JGCHImage courtesy of Paul Hitz

The Packard Belt by JGCH Architects

The Packard Automotive Plant in Detroit, a once producer of luxury cars, was completed in 1911 and closed its doors in 1958, subsequently falling into ruin and becoming a symbol of the city’s downfall and financial crisis. The call for an International Competition titled Reanimate the Ruins, aiming to design, master plan and update the complex was immediately fascinating.

JGCHImage courtesy of Paul Hitz

The Packard Factory ruins are buildings in which cars were born. By thinking of this original situation, the history of the relationship between the car and the building became central to the project’s narrative. At 3000 feet long, the building does not relate to the surrounding city blocks and will always be viewed as a barrier. By dividing the larger volume into smaller buildings, we not only reduce the scale to a contextually sensitive one but also enable porosity across the buildings and the possibility of cross-programmatic interaction.
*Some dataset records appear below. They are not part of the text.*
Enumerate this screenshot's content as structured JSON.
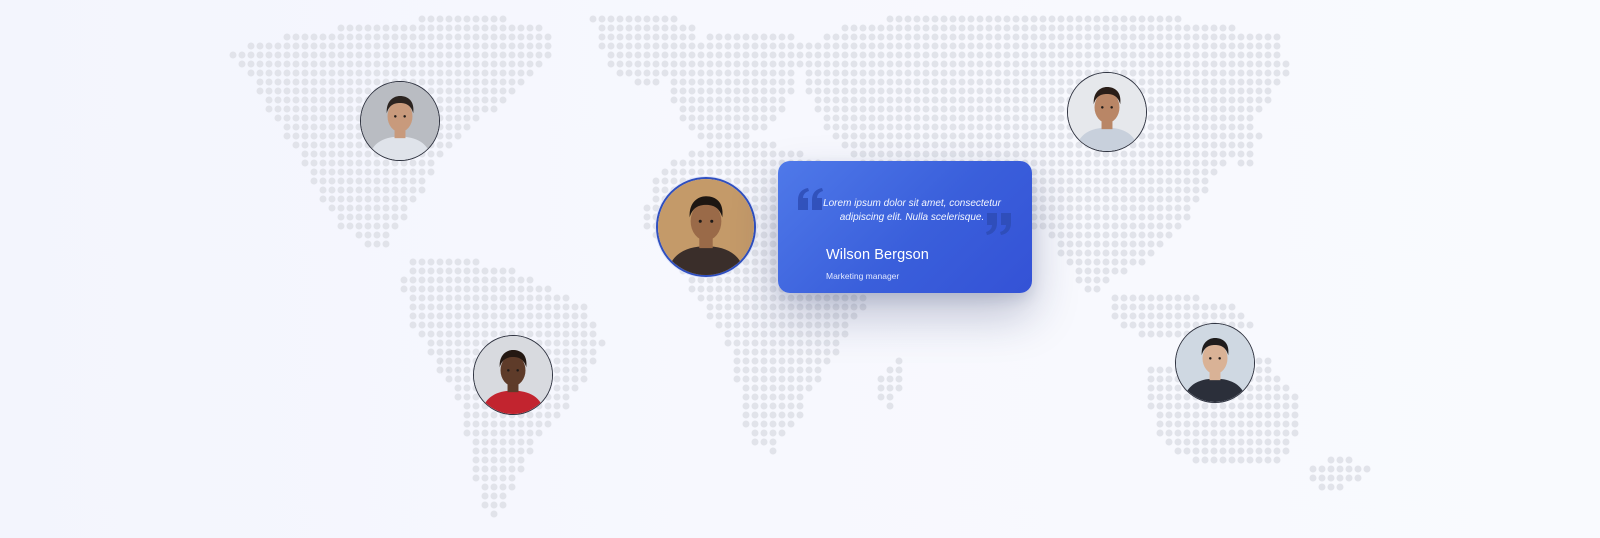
{
  "testimonial": {
    "quote": "Lorem ipsum dolor sit amet, consectetur adipiscing elit. Nulla scelerisque.",
    "name": "Wilson Bergson",
    "role": "Marketing manager"
  },
  "avatars": [
    {
      "id": "north-america",
      "active": false,
      "bg": "#b9bcc2",
      "skin": "#c89a7c",
      "hair": "#2c2420",
      "shirt": "#dfe3ea"
    },
    {
      "id": "south-america",
      "active": false,
      "bg": "#d8dadf",
      "skin": "#5e3b29",
      "hair": "#241812",
      "shirt": "#c2242f"
    },
    {
      "id": "africa-featured",
      "active": true,
      "bg": "#c49a69",
      "skin": "#9a6a48",
      "hair": "#1d1612",
      "shirt": "#3a2e2a"
    },
    {
      "id": "asia",
      "active": false,
      "bg": "#e6e8ec",
      "skin": "#b98666",
      "hair": "#2a1e18",
      "shirt": "#c8d0dc"
    },
    {
      "id": "australia",
      "active": false,
      "bg": "#cfd8e2",
      "skin": "#d9b296",
      "hair": "#1f1c1c",
      "shirt": "#2b2f3a"
    }
  ],
  "colors": {
    "map_dot": "#e1e3ea",
    "card_start": "#4f79e9",
    "card_end": "#3452d6",
    "quote_mark": "#2e4cb5"
  }
}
JGCHImage courtesy of Paul Hitz

Despite the car’s role in creating sprawl and destroying Detroit’s city center, it was impossible to treat it as an irrelevant part of the architecture in this specific case. The created serpentine belt that folds and meanders through the existing structures is seen as a way to stitch together all the resulted smaller scale buildings. It creates the grander gesture needed for a cohesive master plan.

JGCHImage courtesy of Paul Hitz

The form was inspired by the regenerative power of the serpentine belt found in car engines, which provides and unifies different components into a holistic functioning system. The cultural belt in the project unites the many disparate programmatic elements as well as it generates the high social and cultural voltage for a successful community.